Ustad Imrat Khan had just come to his own. Ustad Vilayat Khan's younger brother and the second son of Ustad Inayat Khan, he traces back his lineage to Mian Tansen. Always overshadowed by his brother at concerts, Imrat's career catapulted after his iconic performances at All India Radio and concerts in the Capital ó considered the litmus tests for musicians back then. He not only dribbled musical pedigree but his musical elucidation in improvised compositions were complicated and interesting.

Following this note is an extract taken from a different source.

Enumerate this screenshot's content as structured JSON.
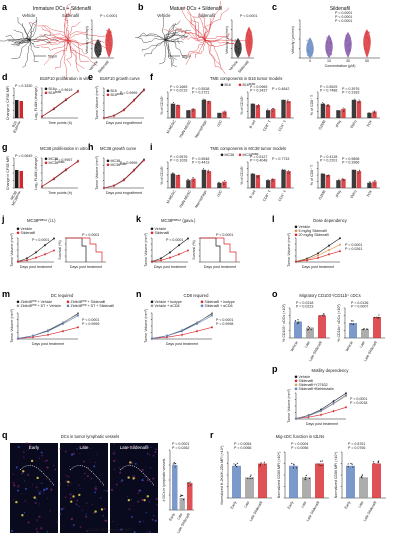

So when the resplendent strains of the sitar resonated at the Kamani auditorium on Tuesday, the second day of the Delhi Classical Music Festival organised by Punjabi Academy and the Delhi Government, it was one of those rare days when legends played to tug at the audience's heartstrings. It also reminded us of the old, purist times, when the same raga was played for hours at a stretch. This was not music to please an audience. Its meditative nature dealt with the spiritual side of the musician. "This is what I grew up with. It is an important part of my taleem. Unlike some musicians, I don't do short classical music performances, nor have I ever become a part of pop festivals or any such hotchpotch," said 77-year-old Imrat, a spitting image of his elder brother, even when it comes to speaking his mind.